In fact, when asked if he had any mentors or idols in the history of architecture, his reply was to pick up a Brancusi photograph on his desk, saying, "Actually, I tend to think more in terms of artists like this. He has had more influence on my work than most architects. In fact, someone suggested that my skyscraper that won a New York competition looked like a Brancusi sculpture. I could name Alvar Aalto from the architecture world as someone for whom I have great respect, and of course, Philip Johnson."
In 1961, Gehry moved to Paris where he worked in the office of Andre Remondet. His French education in Canada was an enormous help. During that year of living in Europe, he studied works by Le Corbusier, Balthasar Neumann, and was attracted by the French Roman churches. In 1962, he returned to Los Angeles, setting up his own firm.

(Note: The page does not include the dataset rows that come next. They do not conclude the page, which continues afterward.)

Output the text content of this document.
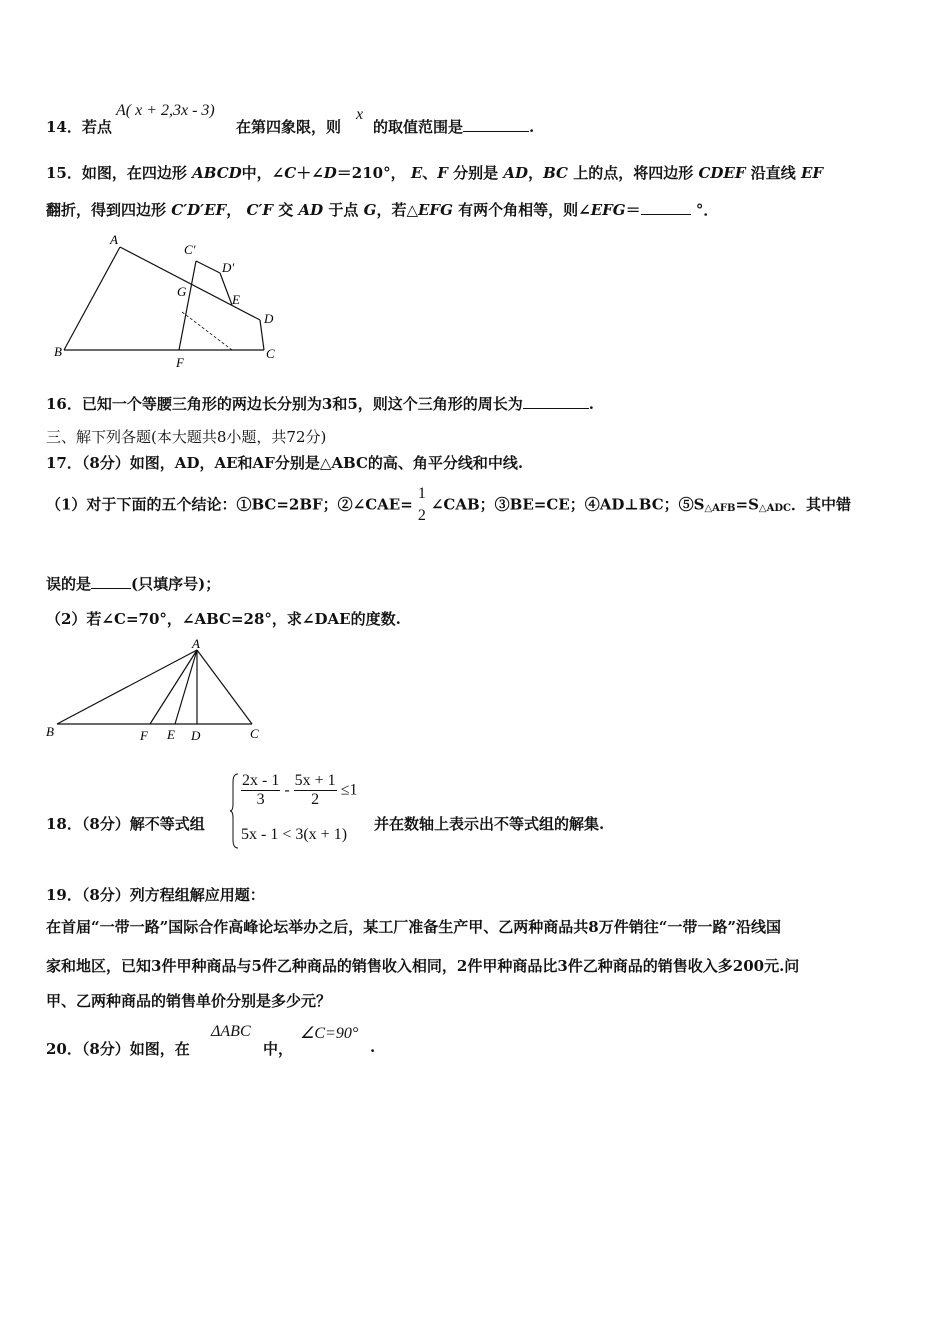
14．若点
A( x + 2,3x - 3)
在第四象限，则
x
的取值范围是	.
15．如图，在四边形 ABCD中，∠C＋∠D＝210°， E、F 分别是 AD，BC 上的点，将四边形 CDEF 沿直线 EF
翻折，得到四边形 C′D′EF， C′F 交 AD 于点 G，若△EFG 有两个角相等，则∠EFG＝	°．
A
B	C
D
E
F
G
C′
D′
16．已知一个等腰三角形的两边长分别为3和5，则这个三角形的周长为	.
三、解下列各题(本大题共8小题，共72分)
17．（8分）如图，AD，AE和AF分别是△ABC的高、角平分线和中线.
（1）对于下面的五个结论：①BC=2BF；②∠CAE=
1
2
∠CAB；③BE=CE；④AD⊥BC；$⑤S_{\triangle AFB}=S_{\triangle ADC}$．其中错
误的是	(只填序号)；
（2）若∠C=70°，∠ABC=28°，求∠DAE的度数.
A
B	C
D
E
F
18．（8分）解不等式组
$\frac{2x - 1}{3} - \frac{5x + 1}{2} \le 1$
5x - 1 < 3(x + 1)
并在数轴上表示出不等式组的解集.
19．（8分）列方程组解应用题：
在首届“一带一路”国际合作高峰论坛举办之后，某工厂准备生产甲、乙两种商品共8万件销往“一带一路”沿线国
家和地区，已知3件甲种商品与5件乙种商品的销售收入相同，2件甲种商品比3件乙种商品的销售收入多200元.问
甲、乙两种商品的销售单价分别是多少元？
20．（8分）如图，在
ΔABC
中，
∠C=90°
.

A guest house he designed in 1983 for a home in Wayzata, Minnesota that had been designed by Philip Johnson in 1952 proved a challenge that critics agree Gehry met and conquered. The guest house is actually a grouping of one-room buildings that appear as a collection of sculptural pieces. There is an interesting note regarding a statement Gehry prepared for the 1980 edition of "Contemporary Architects," Gehry states, "I approach each building as a sculptural object, a spatial container, a space with light and air, a response to context and appropriateness of feeling and spirit. To this container, this sculpture, the user brings his baggage, his program, and interacts with it to accommodate his needs. If he can't do that, I've failed."